You can slide onion skin between uncompromising and defiance. Zimmer is doubling down on what got him here.

His brick-by-brick success as an NFL assistant coach was built over decades on a foundation of blunt management, tunnel-vision execution and message discipline.

Zimmer has said that modus operandi chafed several teams that passed on the chance to make him their front man. But it wooed the Vikings after the Wilfs fired gentlemanly Leslie Frazier, hiring Zimmer in January 2014 and extending his contract in July.

Fissures in that foundation were exposed this season after the 5-0 Vikings emerged from their mid-October bye a psychologically fragile team unprepared to handle success and incapable of arresting the freefall that deep-sixed their Super Bowl aspirations.

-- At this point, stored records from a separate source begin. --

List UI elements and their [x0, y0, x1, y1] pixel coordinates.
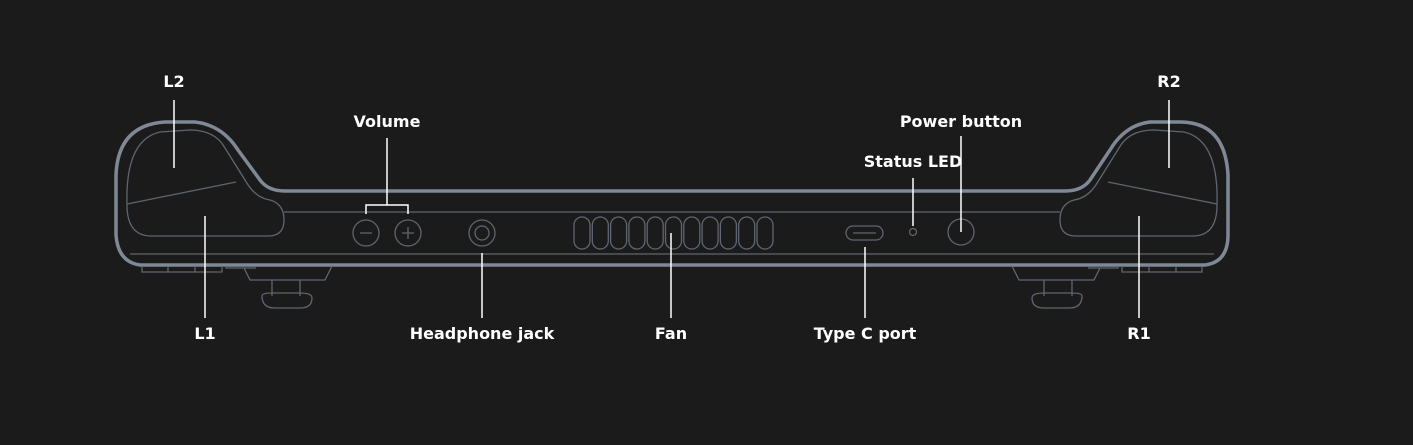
device-details	[126, 129, 1218, 309]
fan-slot	[628, 216, 646, 250]
volume-down-button	[352, 219, 380, 247]
fan-slot	[591, 216, 609, 250]
label-type-c-port: Type C port	[813, 324, 917, 343]
label-r1: R1	[1127, 324, 1151, 343]
label-power-button: Power button	[899, 112, 1023, 131]
label-fan: Fan	[654, 324, 688, 343]
headphone-jack	[468, 219, 496, 247]
fan-slot	[756, 216, 774, 250]
label-volume: Volume	[353, 112, 421, 131]
fan-slot	[738, 216, 756, 250]
fan-slot	[683, 216, 701, 250]
label-l1: L1	[194, 324, 216, 343]
volume-up-button	[394, 219, 422, 247]
label-status-led: Status LED	[863, 152, 963, 171]
label-r2: R2	[1157, 72, 1181, 91]
fan-grille	[573, 216, 774, 250]
label-headphone-jack: Headphone jack	[409, 324, 555, 343]
fan-slot	[701, 216, 719, 250]
type-c-port	[845, 225, 884, 241]
fan-slot	[664, 216, 683, 250]
device-outline	[114, 120, 1230, 267]
fan-slot	[719, 216, 738, 250]
fan-slot	[573, 216, 591, 250]
fan-slot	[646, 216, 664, 250]
status-led	[908, 227, 918, 237]
fan-slot	[609, 216, 628, 250]
leader-lines	[173, 100, 1170, 318]
plus-icon	[402, 227, 414, 239]
label-l2: L2	[163, 72, 185, 91]
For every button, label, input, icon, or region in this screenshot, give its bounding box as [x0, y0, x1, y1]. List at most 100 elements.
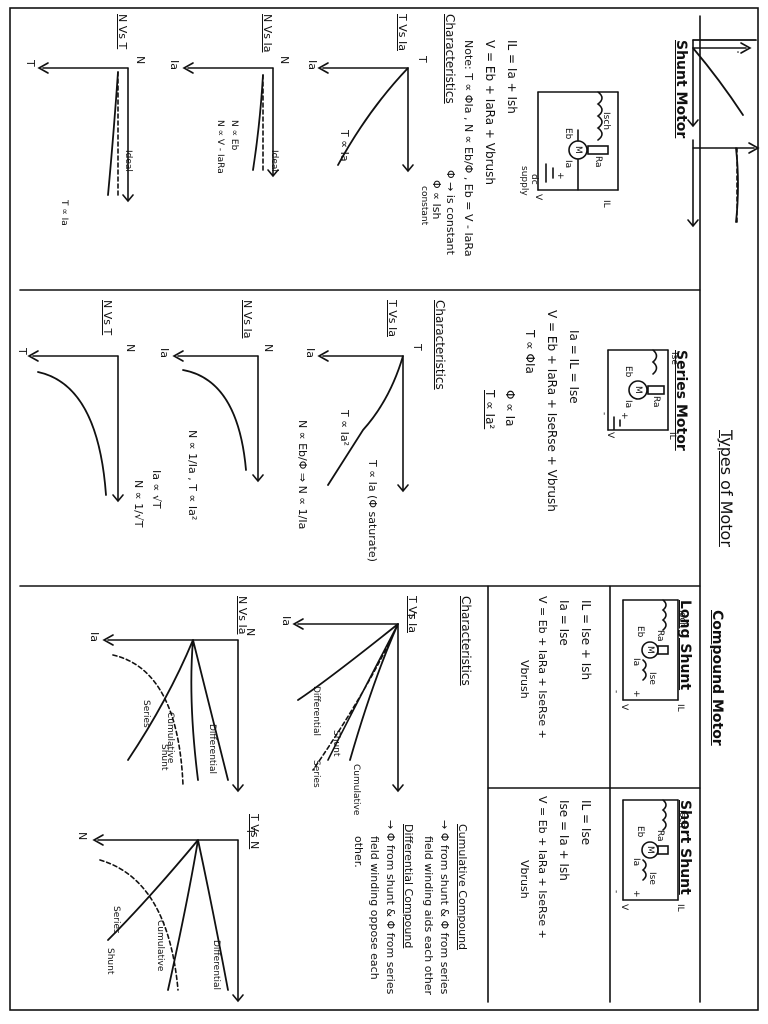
- shunt-phi-ish: Φ ∝ Ish: [430, 180, 443, 220]
- compound-note-5: field winding oppose each: [368, 836, 381, 980]
- long-eq1: IL = Ise + Ish: [579, 600, 593, 681]
- short-eq3: V = Eb + IaRa + IseRse +: [536, 796, 549, 939]
- long-lbl-ish: Isch: [677, 610, 687, 628]
- shunt-phi: Φ → is constant: [444, 170, 457, 255]
- shunt-graph-2: [687, 139, 760, 228]
- short-lbl-ise: Ise: [647, 872, 657, 885]
- shunt-g1-title: T Vs Ia: [396, 14, 409, 51]
- compound-g2-diff: Differential: [207, 724, 217, 774]
- shunt-graph-1: [687, 39, 757, 128]
- short-lbl-il: IL: [675, 904, 685, 912]
- series-eq4: Φ ∝ Ia: [503, 390, 517, 427]
- shunt-g3-ideal: Ideal: [123, 150, 133, 172]
- compound-g1-cum: Cumulative: [351, 764, 361, 816]
- series-speed-graph: [172, 350, 264, 483]
- short-lbl-v: V: [619, 904, 629, 911]
- series-nt-graph: [27, 350, 124, 503]
- shunt-g3-title: N Vs T: [116, 14, 129, 50]
- long-lbl-ra: Ra: [655, 630, 665, 642]
- compound-g1-shunt: Shunt: [331, 730, 341, 757]
- shunt-torque-line: [692, 47, 744, 116]
- short-lbl-ra: Ra: [655, 830, 665, 842]
- shunt-lbl-m: M: [573, 146, 583, 154]
- long-lbl-ia: Ia: [631, 658, 641, 667]
- compound-note-0: Cumulative Compound: [456, 824, 469, 951]
- compound-g3-shunt: Shunt: [105, 948, 115, 975]
- compound-g1-series: Series: [311, 760, 321, 788]
- shunt-speed-graph: [182, 62, 279, 178]
- short-lbl-ia: Ia: [631, 858, 641, 867]
- compound-g1-x: Ia: [280, 616, 293, 626]
- short-lbl-ish: Isch: [677, 810, 687, 828]
- series-lbl-v: V: [605, 432, 615, 439]
- shunt-lbl-ra: Ra: [593, 156, 603, 168]
- shunt-char: Characteristics: [443, 14, 457, 104]
- compound-note-1: → Φ from shunt & Φ from series: [438, 820, 451, 995]
- shunt-g1-curve: T ∝ Ia: [338, 130, 351, 162]
- shunt-torque-graph: [317, 62, 414, 173]
- long-shunt-circuit: [622, 599, 679, 701]
- shunt-g3-x: T: [24, 60, 37, 67]
- shunt-g2-x: Ia: [168, 60, 181, 70]
- shunt-constant: constant: [419, 186, 429, 226]
- short-shunt-circuit: [622, 799, 679, 901]
- shunt-g3-y: N: [134, 56, 147, 65]
- series-lbl-ise: Ise: [669, 352, 679, 365]
- long-eq3: V = Eb + IaRa + IseRse +: [536, 596, 549, 739]
- series-lbl-ra: Ra: [651, 396, 661, 408]
- series-lbl-eb: Eb: [623, 366, 633, 378]
- compound-g3-series: Series: [111, 906, 121, 934]
- short-lbl-m: M: [645, 846, 655, 854]
- shunt-g2-ideal: Ideal: [269, 150, 279, 172]
- series-g2-rel: N ∝ 1/Ia , T ∝ Ia²: [186, 430, 199, 521]
- shunt-eq1: IL = Ia + Ish: [505, 40, 519, 114]
- series-torque-graph: [317, 350, 409, 493]
- series-eq1: Ia = IL = Ise: [567, 330, 581, 404]
- series-circuit: [607, 349, 669, 431]
- shunt-g1-y: T: [416, 56, 429, 63]
- series-g2-y: N: [262, 344, 275, 353]
- shunt-lbl-il: IL: [601, 200, 611, 208]
- long-eq2: Ia = Ise: [557, 600, 571, 646]
- shunt-note: Note: T ∝ ΦIa , N ∝ Eb/Φ , Eb = V - IaRa: [462, 40, 475, 257]
- shunt-heading: Shunt Motor: [673, 40, 689, 139]
- series-char: Characteristics: [433, 300, 447, 390]
- shunt-g1-x: Ia: [306, 60, 319, 70]
- compound-speed-graph: [102, 634, 244, 793]
- shunt-circuit: [537, 91, 619, 191]
- compound-torque-graph: [292, 618, 404, 793]
- compound-g2-x: Ia: [88, 632, 101, 642]
- long-eq4: Vbrush: [518, 660, 531, 699]
- series-eq2: V = Eb + IaRa + IseRse + Vbrush: [545, 310, 559, 512]
- shunt-g2-y: N: [278, 56, 291, 65]
- long-lbl-ise: Ise: [647, 672, 657, 685]
- series-g1-c2: T ∝ Ia (Φ saturate): [366, 460, 379, 562]
- compound-note-6: other.: [352, 836, 365, 868]
- compound-g3-diff: Differential: [211, 940, 221, 990]
- shunt-lbl-eb: Eb: [563, 128, 573, 140]
- series-g2-title: N Vs Ia: [241, 300, 254, 339]
- shunt-lbl-plus: +: [555, 172, 565, 180]
- series-g1-c1: T ∝ Ia²: [338, 410, 351, 446]
- compound-g3-x: N: [76, 832, 89, 841]
- compound-note-3: Differential Compound: [402, 824, 415, 949]
- compound-note-4: → Φ from shunt & Φ from series: [384, 820, 397, 995]
- compound-heading: Compound Motor: [709, 610, 725, 746]
- compound-g2-y: N: [244, 628, 257, 637]
- shunt-field-coil: [596, 91, 603, 141]
- short-eq2: Ise = Ia + Ish: [557, 800, 571, 881]
- short-lbl-minus: -: [611, 890, 621, 894]
- long-lbl-v: V: [619, 704, 629, 711]
- page-border: [9, 7, 759, 1011]
- shunt-lbl-ish: Isch: [601, 112, 611, 130]
- long-lbl-plus: +: [631, 690, 641, 698]
- short-eq4: Vbrush: [518, 860, 531, 899]
- series-lbl-m: M: [633, 386, 643, 394]
- shunt-eq2: V = Eb + IaRa + Vbrush: [483, 40, 497, 186]
- compound-char: Characteristics: [459, 596, 473, 686]
- series-g3-r2: N ∝ 1/√T: [132, 480, 145, 528]
- shunt-lbl-v: V: [533, 194, 543, 201]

Ironically, the Vikings morphed into the slaughtered fat cats Zimmer warned about with his silly puppet show and ham-fisted testimony that he was not a stuffed-animal masochist.

Can we just agree that motivating grown men with juvenile tactics is beneath an NFL coach?

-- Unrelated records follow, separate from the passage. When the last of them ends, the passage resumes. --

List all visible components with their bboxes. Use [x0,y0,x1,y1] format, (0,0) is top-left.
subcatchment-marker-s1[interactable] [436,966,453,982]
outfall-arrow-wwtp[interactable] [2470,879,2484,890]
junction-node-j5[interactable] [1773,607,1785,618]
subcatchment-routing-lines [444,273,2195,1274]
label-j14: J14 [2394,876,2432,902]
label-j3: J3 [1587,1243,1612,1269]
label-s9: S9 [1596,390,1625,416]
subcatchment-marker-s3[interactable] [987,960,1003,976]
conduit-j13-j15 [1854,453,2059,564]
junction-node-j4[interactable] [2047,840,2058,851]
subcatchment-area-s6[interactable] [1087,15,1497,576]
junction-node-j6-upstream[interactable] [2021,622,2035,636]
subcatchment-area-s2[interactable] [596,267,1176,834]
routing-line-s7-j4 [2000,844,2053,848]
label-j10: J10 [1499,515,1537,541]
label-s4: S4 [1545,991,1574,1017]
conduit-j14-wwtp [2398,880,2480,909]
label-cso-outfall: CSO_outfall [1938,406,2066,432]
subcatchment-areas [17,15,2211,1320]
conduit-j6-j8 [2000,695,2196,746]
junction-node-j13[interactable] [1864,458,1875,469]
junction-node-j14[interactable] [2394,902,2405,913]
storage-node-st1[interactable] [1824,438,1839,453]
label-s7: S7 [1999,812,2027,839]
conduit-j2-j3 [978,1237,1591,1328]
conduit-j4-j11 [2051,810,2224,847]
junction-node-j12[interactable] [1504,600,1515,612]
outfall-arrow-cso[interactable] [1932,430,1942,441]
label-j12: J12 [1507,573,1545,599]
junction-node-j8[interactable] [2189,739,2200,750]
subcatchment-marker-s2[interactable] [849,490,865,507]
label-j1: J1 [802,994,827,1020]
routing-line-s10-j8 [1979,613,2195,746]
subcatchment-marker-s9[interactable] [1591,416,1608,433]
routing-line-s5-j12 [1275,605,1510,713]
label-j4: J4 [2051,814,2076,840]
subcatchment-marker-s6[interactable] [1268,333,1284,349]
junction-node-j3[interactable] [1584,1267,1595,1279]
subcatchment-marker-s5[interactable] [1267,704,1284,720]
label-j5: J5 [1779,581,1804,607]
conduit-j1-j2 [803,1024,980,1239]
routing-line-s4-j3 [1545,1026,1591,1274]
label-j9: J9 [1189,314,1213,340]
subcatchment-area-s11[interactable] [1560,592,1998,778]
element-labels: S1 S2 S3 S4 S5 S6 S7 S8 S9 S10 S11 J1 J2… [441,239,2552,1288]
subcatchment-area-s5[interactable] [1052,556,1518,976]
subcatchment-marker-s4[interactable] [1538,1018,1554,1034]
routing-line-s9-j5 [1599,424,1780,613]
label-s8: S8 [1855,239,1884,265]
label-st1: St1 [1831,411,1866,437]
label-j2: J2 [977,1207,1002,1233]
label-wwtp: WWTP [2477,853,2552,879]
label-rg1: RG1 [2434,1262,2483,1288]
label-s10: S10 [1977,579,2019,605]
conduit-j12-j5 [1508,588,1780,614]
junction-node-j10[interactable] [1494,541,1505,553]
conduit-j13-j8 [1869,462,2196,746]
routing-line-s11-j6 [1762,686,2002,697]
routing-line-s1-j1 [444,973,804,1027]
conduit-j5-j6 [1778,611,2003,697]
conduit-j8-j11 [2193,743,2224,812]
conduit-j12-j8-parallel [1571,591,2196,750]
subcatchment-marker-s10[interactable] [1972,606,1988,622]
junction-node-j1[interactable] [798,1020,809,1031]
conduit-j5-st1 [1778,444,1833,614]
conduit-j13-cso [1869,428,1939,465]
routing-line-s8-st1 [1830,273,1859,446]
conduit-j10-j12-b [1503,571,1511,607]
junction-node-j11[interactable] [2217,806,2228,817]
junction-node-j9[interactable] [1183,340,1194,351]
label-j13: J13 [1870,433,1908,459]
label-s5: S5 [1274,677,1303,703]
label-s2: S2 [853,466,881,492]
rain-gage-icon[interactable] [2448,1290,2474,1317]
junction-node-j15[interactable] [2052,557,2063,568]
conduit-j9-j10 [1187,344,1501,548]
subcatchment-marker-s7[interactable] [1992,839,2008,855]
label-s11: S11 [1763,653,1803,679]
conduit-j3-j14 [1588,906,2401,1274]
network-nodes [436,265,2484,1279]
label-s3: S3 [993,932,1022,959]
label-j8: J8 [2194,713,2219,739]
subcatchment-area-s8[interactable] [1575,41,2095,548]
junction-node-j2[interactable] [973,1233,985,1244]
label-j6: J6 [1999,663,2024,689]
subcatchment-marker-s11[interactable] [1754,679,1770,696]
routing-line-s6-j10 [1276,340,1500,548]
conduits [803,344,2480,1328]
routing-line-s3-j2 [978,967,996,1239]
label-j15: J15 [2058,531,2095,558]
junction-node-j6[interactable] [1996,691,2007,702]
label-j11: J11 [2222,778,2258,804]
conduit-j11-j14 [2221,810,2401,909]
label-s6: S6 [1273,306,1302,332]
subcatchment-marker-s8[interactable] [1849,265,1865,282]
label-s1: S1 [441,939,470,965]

In a 10-day span during which the Vikings lost two ugly road games, to overrated Philadelphia and underwhelming Chicago, Zimmer the motivator lost credibility, and then he lost his offensive coordinator, Norv Turner, whose startling midseason resignation was cloaked in a murky philosophical clash that only created more chaos.

Injury woes and losing streaks are garden variety crises in the NFL. Leadership voids are harder to quantify, but there is no denying their cosmic effect.

The Vikings in the second half played like a team in fear of screwing up as opposed to the confident gang of ballers who were the last threat to the graybeards of the undefeated 1972 Miami Dolphins.

Their offense was stuck in the muck of two yards forward, five yards back. The defense stopped playing naturally and started pressing. Confidence plummeted as the losses piled up.

Following an inexcusable 38-6 home no-show loss to Indianapolis in Week 15, the Vikings faced their moment of truth Christmas Eve at Lambeau Field, their playoff fates hanging by a thread against surging Green Bay.

And what happened? Cornerbacks Xavier Rhodes and Terence Newman decided they knew best how to cover Jordy Nelson and defied Zimmer, the pass defense guru who turned the former into a Pro Bowl player and trusted the latter like a de-facto coach.


Whether it was for one half, one series or one minute, the optics were horrible following another blowout loss in a must-win game, begging the question: Who's really in charge?

Zimmer enters a pivotal fourth season in 2017 with one division title, that painful playoff loss to Seattle in the arctic and a meltdown for the ages on his resume.

The bloom is off the rose.

The soul-searching party is on the clock.